Ein bemerkenswertes Urteil hat der BGH am 21.11.2024 unter dem Aktenzeichen VII ZR 39/24 gefällt.
Der Sachverhalt:
Der Kläger nutzte eine vom Beklagten betriebene Autowaschanlage und zwar eine so genannte Portalwaschanlage. Hierbei fährt der Kunde mit dem Fahrzeug in die Waschanlage ein. Zumindest eine Person muss von außerhalb des Fahrzeuges den Waschvorgang starten. Die Reinigungsbürsten bewegen sich dann selbständig um und über das Fahrzeug.
Im Eingangsbereich der Waschanlage befand sich ein Hinweisschild mit grob zusammengefasst folgendem Inhalt: „Die Haftung des Anlagenbetreibers entfällt insbesondere dann, wenn ein Schaden durch nicht ordnungsgemäß befestigte Fahrzeugteile oder nicht zur Serienausstattung des Fahrzeuges gehörende Fahrzeugteile ( z.B. Spoiler, Antenne, Zierleiste ) sowie dadurch verursachte Lackkratzer verursacht worden ist, außer den Waschanlagenbetreiber oder sein Personal trifft grobe Fahrlässigkeit oder Vorsatz. Achtung: Keine Haftung für Anbauteile und Heckspoiler!“
Der Kläger fuhr mit seinem Pkw Land Rover, Modell Range Rover Sport HSE, in die Waschanlage, welches serienmäßig am Ende des Fahrzeugdachs mit einem Heckspoiler ausgestattet ist. Der Heckspoiler wurde abgerissen und beschädigte das Heck des Fahrzeuges. Schaden in der Summe knapp 3.300,- €!

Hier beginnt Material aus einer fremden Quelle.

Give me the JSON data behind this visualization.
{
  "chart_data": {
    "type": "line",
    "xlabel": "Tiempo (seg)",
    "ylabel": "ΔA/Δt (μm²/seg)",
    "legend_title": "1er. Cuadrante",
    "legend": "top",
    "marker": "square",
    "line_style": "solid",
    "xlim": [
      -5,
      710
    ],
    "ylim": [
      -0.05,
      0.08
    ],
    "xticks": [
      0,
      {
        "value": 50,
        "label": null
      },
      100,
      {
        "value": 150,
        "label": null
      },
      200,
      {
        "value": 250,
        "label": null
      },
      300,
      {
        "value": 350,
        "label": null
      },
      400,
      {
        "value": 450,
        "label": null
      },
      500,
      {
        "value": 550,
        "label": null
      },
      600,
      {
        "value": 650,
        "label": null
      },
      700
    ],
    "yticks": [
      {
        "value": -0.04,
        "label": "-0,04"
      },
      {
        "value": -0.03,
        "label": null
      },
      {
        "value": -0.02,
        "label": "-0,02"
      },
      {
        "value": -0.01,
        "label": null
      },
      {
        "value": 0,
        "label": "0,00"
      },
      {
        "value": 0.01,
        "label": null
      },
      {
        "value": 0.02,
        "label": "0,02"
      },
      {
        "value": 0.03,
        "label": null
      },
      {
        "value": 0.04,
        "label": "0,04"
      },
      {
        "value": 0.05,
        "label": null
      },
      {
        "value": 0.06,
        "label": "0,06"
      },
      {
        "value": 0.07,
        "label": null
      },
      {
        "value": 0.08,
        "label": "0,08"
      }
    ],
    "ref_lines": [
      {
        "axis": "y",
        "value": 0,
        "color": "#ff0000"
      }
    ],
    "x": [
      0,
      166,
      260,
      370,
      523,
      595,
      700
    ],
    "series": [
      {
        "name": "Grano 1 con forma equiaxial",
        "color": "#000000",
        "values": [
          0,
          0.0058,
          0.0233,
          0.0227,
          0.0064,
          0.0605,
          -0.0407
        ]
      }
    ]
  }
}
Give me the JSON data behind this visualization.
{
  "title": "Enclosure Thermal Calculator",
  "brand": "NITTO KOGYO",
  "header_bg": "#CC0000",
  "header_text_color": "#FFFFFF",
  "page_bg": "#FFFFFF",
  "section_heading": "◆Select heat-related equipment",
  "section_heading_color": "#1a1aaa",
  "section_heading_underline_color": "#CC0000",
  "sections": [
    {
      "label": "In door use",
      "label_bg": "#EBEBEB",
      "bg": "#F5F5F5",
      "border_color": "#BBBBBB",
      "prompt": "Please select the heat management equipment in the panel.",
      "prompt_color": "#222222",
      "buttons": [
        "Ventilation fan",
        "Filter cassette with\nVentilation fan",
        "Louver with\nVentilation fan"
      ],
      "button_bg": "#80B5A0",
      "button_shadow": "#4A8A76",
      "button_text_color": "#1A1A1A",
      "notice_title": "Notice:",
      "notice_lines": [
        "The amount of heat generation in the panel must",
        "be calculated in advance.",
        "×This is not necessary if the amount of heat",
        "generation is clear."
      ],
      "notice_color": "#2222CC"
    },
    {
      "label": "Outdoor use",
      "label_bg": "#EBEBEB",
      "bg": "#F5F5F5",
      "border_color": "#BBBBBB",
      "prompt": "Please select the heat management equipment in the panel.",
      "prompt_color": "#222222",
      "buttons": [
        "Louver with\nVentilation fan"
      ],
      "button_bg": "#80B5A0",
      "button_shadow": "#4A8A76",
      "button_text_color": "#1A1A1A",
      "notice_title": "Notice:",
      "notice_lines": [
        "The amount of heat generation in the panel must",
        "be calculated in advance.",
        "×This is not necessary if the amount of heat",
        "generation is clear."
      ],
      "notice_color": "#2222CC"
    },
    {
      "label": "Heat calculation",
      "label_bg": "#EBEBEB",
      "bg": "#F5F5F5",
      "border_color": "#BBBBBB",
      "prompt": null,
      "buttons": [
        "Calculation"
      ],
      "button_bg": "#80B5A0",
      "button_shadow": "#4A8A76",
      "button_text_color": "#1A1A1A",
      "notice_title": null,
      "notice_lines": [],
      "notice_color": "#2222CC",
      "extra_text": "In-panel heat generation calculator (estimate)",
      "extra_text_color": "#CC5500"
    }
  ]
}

Ein Sachverständiger stellte später in den folgenden Prozessen fest, dass die Waschanlage konstruktionsbedingt nicht für den Pkw des Klägers geeignet war.
Der Instanzenzug:
Das Amtsgericht Ibbenbüren hat den Beklagten mit Urteil vom 20.12.2022 ( 3 C 268/21 ) zum Schadensersatz verurteilt. Auf die Berufung des Beklagten hat das Landgericht Münster mit Urteil vom 14.02.2024 ( 1 S 4/23 ) die Klage dann abgewiesen. Hiergegen hat der Kläger im Ergebnis erfolgreich Revision beim BGH eingelegt.
Die Begründung des BGH:
Bei einem Vertrag über die Reinigung eines Fahrzeuges handele es sich um einen Werkvertrag. Als Nebenpflicht aus diesem Vertrag ergebe sich die Schutzpflicht des Anlagenbetreibers das Fahrzeug des Kunden vor Beschädigungen beim Waschvorgang zu bewahren.
Wer also durch den Betrieb einer Waschanlage eine Gefahrenlage schaffe, sei verpflichtet, die notwendigen und zumutbaren Vorkehrungen zu treffen, um eine Schädigung anderer möglichst zu verhindern.
Komme es durch eine Schadensursache, die allein dem Obhuts- und Gefahrenbereich des Betreibers zuzurechnen sei, zu einem Schaden, sei – widerleglich – von einer Pflichtverletzung des Anlagenbetreibers auszugehen. Folge dieser Annahme sei, dass der Schädiger sich über den Wortlaut des § 280 Abs. 1 Satz 2 BGB hinaus nicht nur hinsichtlich seines Verschuldens zu entlasten habe, sondern auch darlegen und ggfs. beweisen müsse, dass ihn keine Pflichtverletzung trifft.
Das Risiko, dass eine Autowaschanlage für ein marktgängiges Fahrzeug nicht geeignet sei, falle in den Obhuts- und Gefahrenbereich des Waschanlagenbetreibers. Der Kunde könne berechtigt darauf vertrauen, dass sein Fahrzeug so, wie es ist, also mit samt den serienmäßig außen angebrachten Teilen, unbeschädigt aus dem Waschvorgang hervor gehen werde. Es sei Aufgabe des Anlagenbetreibers, bestimmte Fahrzeugmodelle, die er für schadensanfällig halte, von der Benutzung seiner Anlage auszuschließen und dadurch das Risiko einer Beschädigung zu verringern. ( vgl. NJW, 2025, 435 ff ).
Fazit: Es ist nach diesem Urteil des BGH ist es Aufgabe des Waschanlagenbetreibers, zu prüfen, ob alle serienmäßig erstellten Fahrzeuge für seine Anlage geeignet sind und Fahrzeuge, wo diesbezüglich Zweifel bestehen, von der Nutzung deutlich sichtbar auszuschließen. Anderenfalls darf der Besitzer eines serienmäßigen Fahrzeuges davon ausgehen, dass die bereit gestellte Waschanlage auch für sein Fahrzeug geeignet ist.